By the way, it should be noted that before I moved mom up here, my sister's children (ages 20 and 22 at the time) were living with our mom and dad completely free of any charges (rent, electric, food, phone, etc). I thought this was kind of my mother to do, and never once had a problem with it... UNTIL, my sister's son started being a drunken drug addict. He stole from my parents, argued and verbally abused my mom-- he actually drove my mother to the point of obtaining a restraining order against him. Still my sister did not even go down there to help - not until I called her and demanded that she take him away from our parents! Now she blames me for making her have to leave her job (for one day) and go to Miami for what she refers to as "an unnecessary inconvenience", and "a waste of gas and time", and that it was "not as bad as I had made it out to be". Ugghh.

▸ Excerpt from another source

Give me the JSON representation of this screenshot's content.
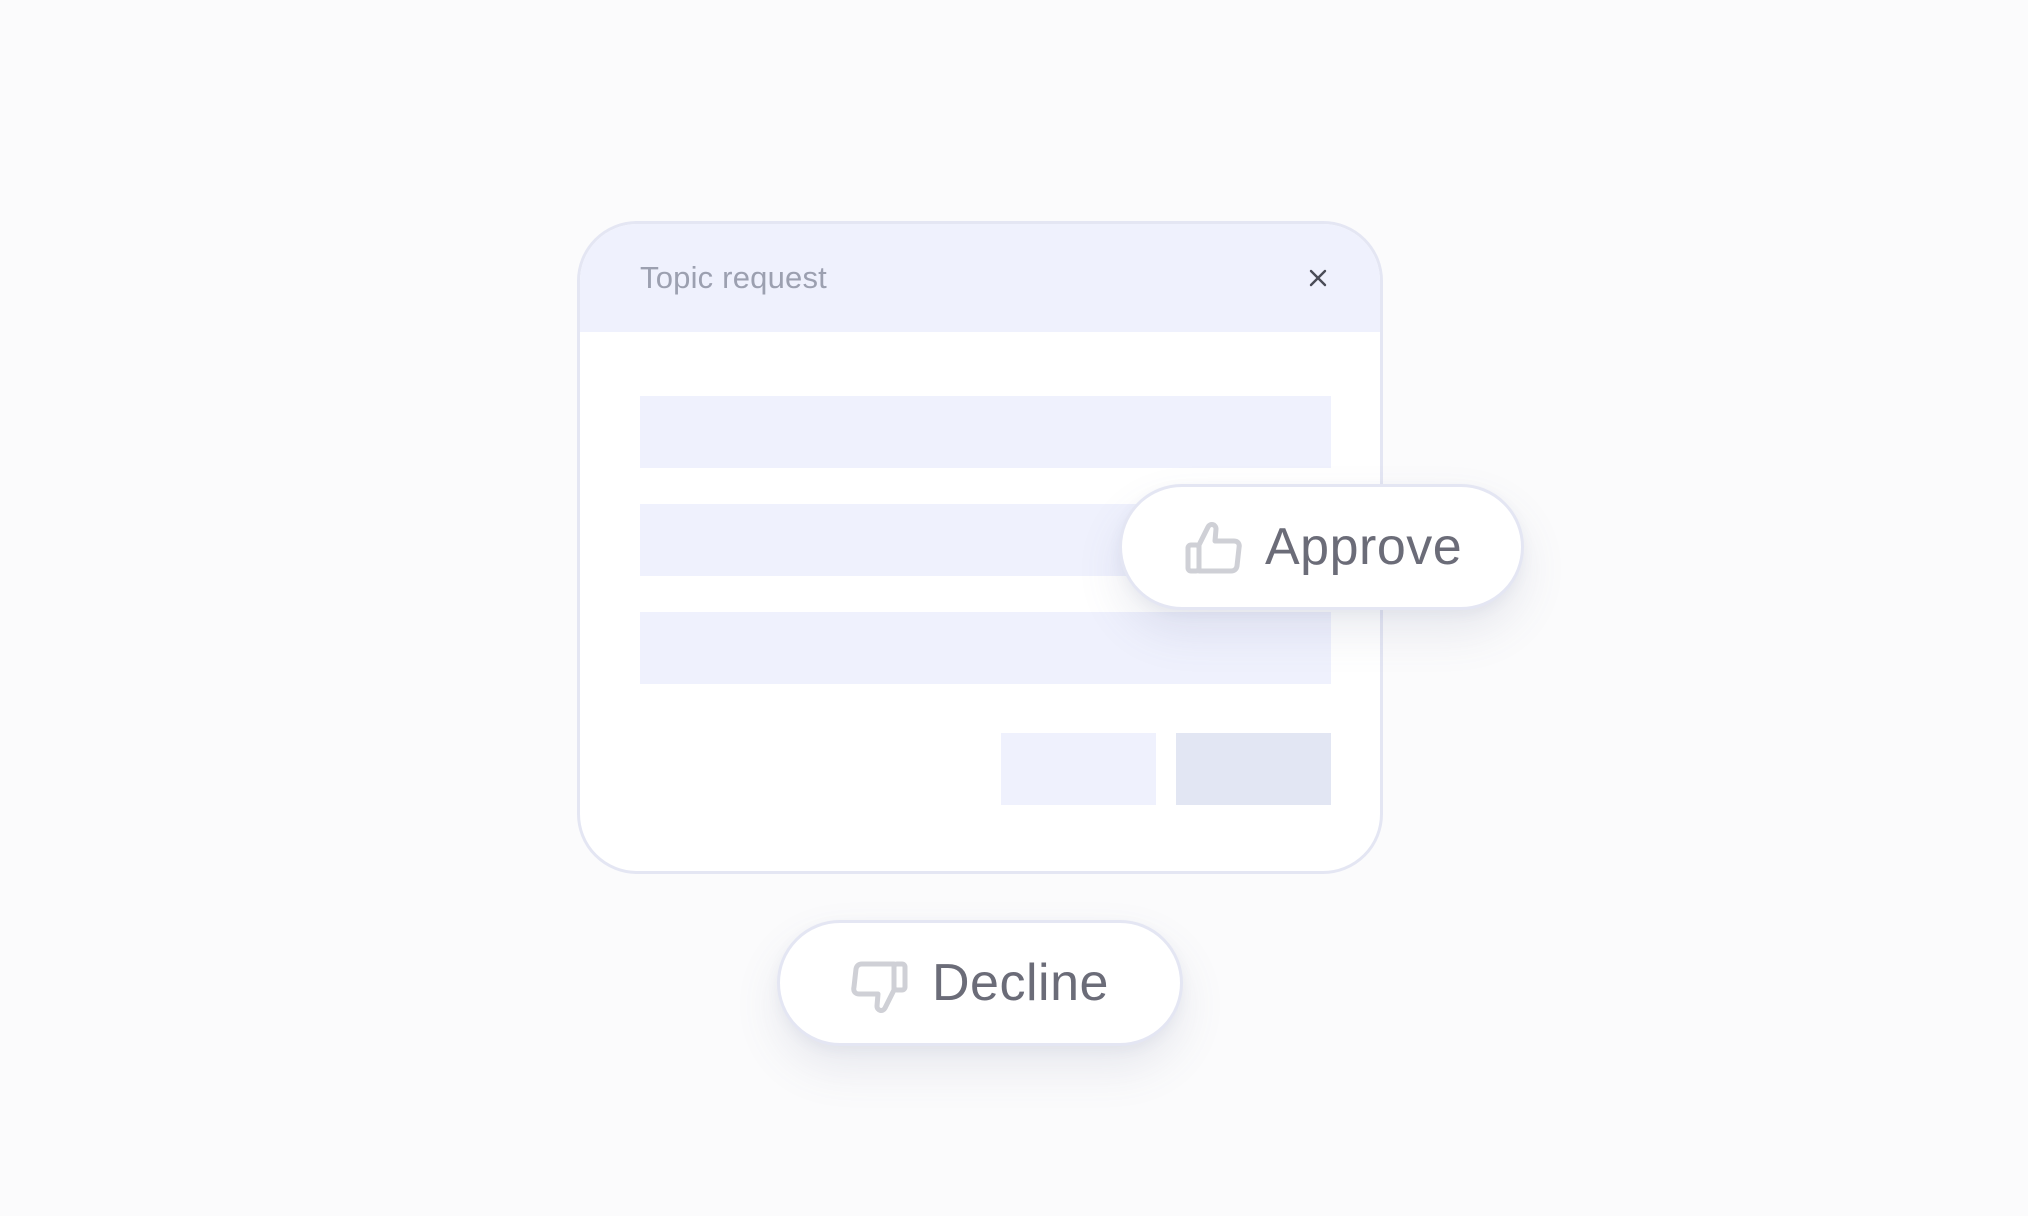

I do wonder how my sister can be so ungrateful, so unwilling to help out, and so hateful, when I am doing what I think is my family responsibility - one that she yet to even offer to our mother. Since I studied a lot about personallities and social problems in college, I now know that my sister is passive-aggresive and suffers from extreme low self-esteem; conditions which now have turned into full-fledged narcissim. Her exaggerated sense of self-importance is appauling! Well... Thanks for listening. I am interested in hearing opinions on my story.